Dalle casseruole alle casse

A Londra un rinomato chef apre una casa funeraria che farà tendenza.


Ci ha incuriosito una recente notizia che in Inghilterra ha suscitato un certo scalpore, diffusa dal quotidiano online Daily Hearse: si tratta di una casa funeraria, da poco inaugurata a Londra, dal nome emblematico di Exit Here.
Fin qui niente di strano, o quasi, se non fosse che l’imprenditore che l’ha realizzata è Oliver Peyton, un famoso chef proprietario di diversi ristoranti e di una catena di pasticcerie, nonché volto noto della TV d’Oltremanica per aver partecipato in veste di giudice ad un popolare show culinario.

Come mai si è messo in questo settore? Tutto è cominciato con le esequie del padre, venuto a mancare inaspettatamente sei anni fa. Per nulla avvezzo ad esperienze di questo tipo, Oliver Paynton ha trovato l'intera vicenda sconcertante e, convinto che non avrebbe mai voluto per se stesso una cerimonia come quella, ha maturato l’idea che il funerale dovesse essere ben altro. Da esperto uomo d’affari ha capito che mancava una risposta ad un bisogno reale, anche se per lo più inespresso. Secondo la sua filosofia il funerale dovrebbe riguardare il prendersi cura delle persone, rispettandone l’individualità e poter aver accesso ad una serie di servizi che le imprese funebri non sono generalmente in grado di offrire.

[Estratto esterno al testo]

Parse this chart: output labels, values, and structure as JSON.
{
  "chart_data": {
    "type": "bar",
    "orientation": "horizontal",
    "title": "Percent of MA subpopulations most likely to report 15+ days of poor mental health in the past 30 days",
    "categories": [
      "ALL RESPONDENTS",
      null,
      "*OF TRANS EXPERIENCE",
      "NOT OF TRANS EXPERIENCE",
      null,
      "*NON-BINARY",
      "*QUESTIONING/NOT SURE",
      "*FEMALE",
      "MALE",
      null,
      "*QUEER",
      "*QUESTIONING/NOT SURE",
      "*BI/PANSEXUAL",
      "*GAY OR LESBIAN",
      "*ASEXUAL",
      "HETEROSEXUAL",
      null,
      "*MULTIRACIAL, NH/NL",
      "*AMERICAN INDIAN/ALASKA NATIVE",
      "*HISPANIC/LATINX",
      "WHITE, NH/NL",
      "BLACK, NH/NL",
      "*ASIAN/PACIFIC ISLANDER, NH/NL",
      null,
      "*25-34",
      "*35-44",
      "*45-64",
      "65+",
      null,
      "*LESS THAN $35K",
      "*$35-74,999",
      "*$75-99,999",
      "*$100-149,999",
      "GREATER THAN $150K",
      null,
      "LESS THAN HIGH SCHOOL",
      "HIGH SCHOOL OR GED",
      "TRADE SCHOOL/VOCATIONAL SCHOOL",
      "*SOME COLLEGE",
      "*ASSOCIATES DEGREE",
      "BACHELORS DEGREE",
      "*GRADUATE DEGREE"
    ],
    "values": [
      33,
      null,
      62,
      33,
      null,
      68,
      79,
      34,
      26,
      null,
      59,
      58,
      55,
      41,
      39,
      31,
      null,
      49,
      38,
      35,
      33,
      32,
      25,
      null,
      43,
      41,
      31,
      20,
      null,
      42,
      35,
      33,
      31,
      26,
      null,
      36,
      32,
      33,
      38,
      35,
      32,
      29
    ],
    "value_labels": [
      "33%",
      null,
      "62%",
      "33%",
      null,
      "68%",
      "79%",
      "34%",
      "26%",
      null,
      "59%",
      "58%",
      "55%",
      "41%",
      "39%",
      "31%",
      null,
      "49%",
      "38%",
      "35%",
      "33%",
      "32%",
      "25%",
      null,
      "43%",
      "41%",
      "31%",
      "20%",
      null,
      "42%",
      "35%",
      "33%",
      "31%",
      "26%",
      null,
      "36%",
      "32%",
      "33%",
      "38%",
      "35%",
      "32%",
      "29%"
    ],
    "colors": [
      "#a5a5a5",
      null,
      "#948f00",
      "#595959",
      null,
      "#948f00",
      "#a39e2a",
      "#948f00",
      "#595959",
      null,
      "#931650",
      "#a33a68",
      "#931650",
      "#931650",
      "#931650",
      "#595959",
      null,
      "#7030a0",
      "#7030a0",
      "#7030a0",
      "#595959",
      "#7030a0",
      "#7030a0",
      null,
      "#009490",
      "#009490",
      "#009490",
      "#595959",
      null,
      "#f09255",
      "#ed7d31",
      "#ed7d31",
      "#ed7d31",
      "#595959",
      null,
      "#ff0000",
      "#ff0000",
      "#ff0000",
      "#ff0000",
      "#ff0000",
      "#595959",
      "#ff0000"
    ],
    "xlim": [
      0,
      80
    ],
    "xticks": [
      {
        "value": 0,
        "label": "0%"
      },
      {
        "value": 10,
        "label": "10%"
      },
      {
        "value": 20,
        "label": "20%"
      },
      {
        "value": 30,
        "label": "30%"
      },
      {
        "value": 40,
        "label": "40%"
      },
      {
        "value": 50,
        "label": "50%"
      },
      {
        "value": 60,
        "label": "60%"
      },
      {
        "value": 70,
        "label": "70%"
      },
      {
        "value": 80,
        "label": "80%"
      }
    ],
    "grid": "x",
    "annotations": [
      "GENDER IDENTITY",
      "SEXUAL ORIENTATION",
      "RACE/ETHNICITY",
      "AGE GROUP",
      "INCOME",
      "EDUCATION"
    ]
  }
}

È nata così Exit Here che non è solo una casa funeraria caratterizzata da ambienti sobri ma eleganti, ma un progetto globale finalizzato ad un diverso approccio nei confronti delle persone colpite da un lutto e nella gestione della cerimonia d’addio. Ci si preoccupa di assecondare i desideri delle famiglie, anche i più stravaganti; non capita di rado che vengano organizzare cene commemorative o eseguite sepolture naturali, per cui è stata avviata una collaborazione con un'azienda agricola biologica. All’occorrenza possono provvedere anche alla produzione di articoli su misura.

Il sito internet è stato parimenti studiato in tutti i particolari tanto che un critico afferma che "assomiglia più alla pagina di prenotazione di un hotel alla moda che ad una casa funeraria”. Tra i testi non vi è alcuna evidenza delle parole che ci si potrebbe aspettare, quali "funerale", "imbalsamazione" o "cremazione";  sono invece presenti termini come "attento", "soddisfatto” e "ospitalità ". Anche le classiche divise sono state appese al chiodo a favore di un abbigliamento più informale, ma comunque curato.

Ci troviamo di fronte ad un nuovo modo di concepire la gestione dell’evento morte, un format destinato ad avere un seguito perchè cerca finalmemte di far vivere il momento in modo meno traumatico e, se possibile, donando un po’ di serenità.